NASA’s AAM NC project is a collaboration between the agency, industry, and the Federal Aviation Administration (FAA). It is funded through 2030 and every two years the campaign gets more complex in operations. (NASA)
National Aeronautics and Space Administration (NASA) will be testing with Joby Aviation in the coming months as a part of its Advanced Air Mobility (AAM) National Campaign (NC). In preparation for these flights, NASA is creating a blueprint for its flight plan using a Bell OH-58C Kiowa helicopter to simulate the hurdles AAM vehicles will face, according to the agency.

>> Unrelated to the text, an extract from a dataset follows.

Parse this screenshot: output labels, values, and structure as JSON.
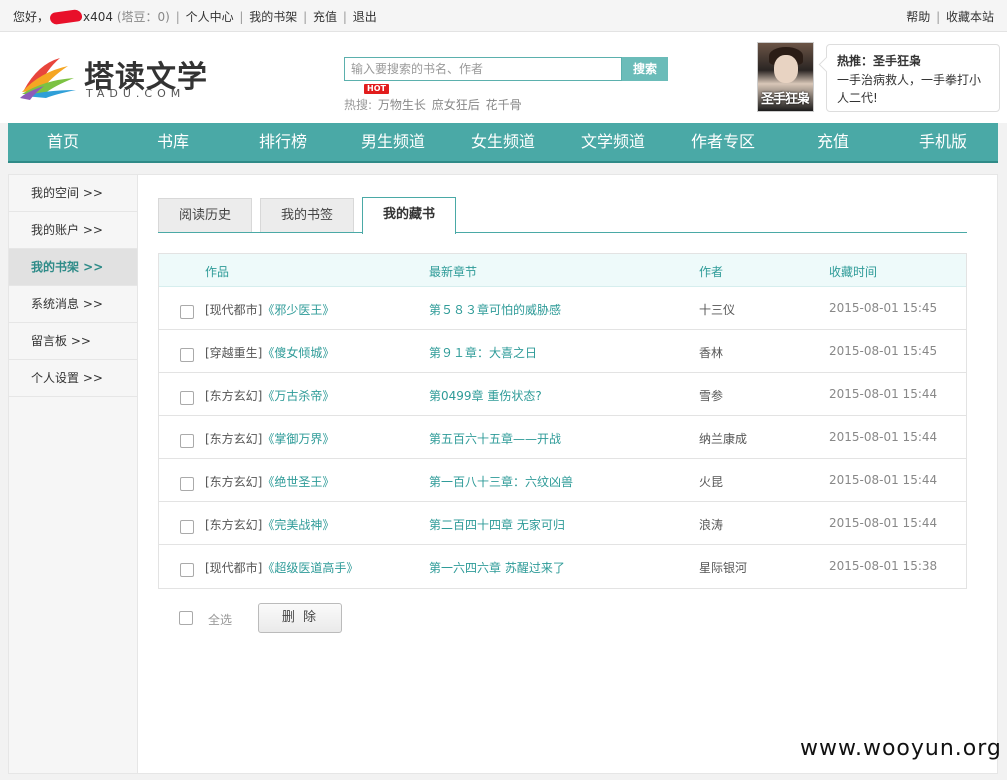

“We need a vehicle that has a vertical lift capability to test our flight test plan and that flight test plan is basically the blueprint of moving forward with our vehicle partners,” Starr Ginn, NASA AAM NC lead, told Aviation Today. “It’s to tease out what are going to be even some certification hurdles for the vehicles because the whole airspace architecture and infrastructure is built around the performance of the vehicle and so you got to come up with some minimum safety standard.”
NASA’s AAM NC project is a collaboration between the agency, industry, and the Federal Aviation Administration (FAA). It is funded through 2030 and every two years the campaign gets more complex in operations Ginn said.
A Bell OH-58C Kiowa helicopter provided by Flight Research Inc. in Mojave, California, flies at NASA’s Armstrong Flight Research Center in California the first week of December 2020. The Advanced Air Mobility National Campaign project used the helicopter as a surrogate urban air mobility vehicle to develop a data baseline for future flight testing. (NASA)
“It’s a crawl, walk, run with the FAA,” Ginn said. “So our motto on the project is to anchor and evolve with the current FAA standards. So right now we’re assessing if I want to build a UTM route and procedure at an existing airport today, how would do that, and understanding what the current standards are and then already starting to give the FAA basic gaps…We just identify gaps for them and they’re there they’re in charge of changing standards and policy.”
NASA is testing UAM task elements that address the gaps in FAA standards that are presented with this new technology.
“There’s things today in the standards that don’t speak to electric airplanes, right,” Ginn said. “My example I always give people in Part 33 is endurance testing for piston engines, and when you read that and you look at doing a motor propeller test you’re like one of these things doesn’t look like the other. So you have to understand the logic that went into that procedure but you have to come up with very different language.”
NASA is currently working on how to understand how much reserves these vehicles will be required to have, Ginn said. These will differ from traditional aircraft because of the size and range of AAM vehicles.
They are also working on terminal operations in which they are looking at steeper angle approaches for AAM aircraft to avoid obstacles.
“We’re trying to understand when you do place these in an urban environment there is going to be obstacles, tall obstacles, to avoid,” Ginn said. “So we’re looking at much steeper angle approaches but trying to also take into consideration pilot comfort. Monitoring the G’s that we’re maneuvering, doing our maneuvers at the bank angles, or how far is the initial approach fix to the final approach fix, and how much does the airplane have the bank to get there. It’s balancing vehicle performance and making sure you still have enough control margin and passenger comfort.”
AAM vehicles may be unmanned at one point so NASA is also doing testing with command and control links, Ginn said.
“The command and control link is very critical and these vehicles are going to have to have something very similar to that,” Ginn said. “An uplink and a downlink because they’re relying on situational awareness from this airspace system. How are we going to get what is the going to be the solution for that and there’s all these questions about what kind of spectrum are you going to use and can it scale to 1,000s of these vehicles.”
Currently, these tests have to all be done manually, Ginn said. Once the tests progress further automation will become a factor.
“The complexity comes in the level of automation that that needs to be applied to both the vehicle and the airspace system,” Ginn said.
In 2021 NASA will also be announcing more partners and collaborations for this project, Ginn said. They will be continuing to do test flights for these partnerships based on the readiness levels of their technologies.
“By the end of calendar year ‘21, we should be well in, it just depends on the readiness level of their technologies,” Ginn said. “What we’re realizing is everybody’s just at a different readiness level…We have all of ‘22 to be testing the entire calendar year. 2022 is kind of when NC-1 is supposed to be but what our team has been super adaptable to when people are ready and getting them ready.”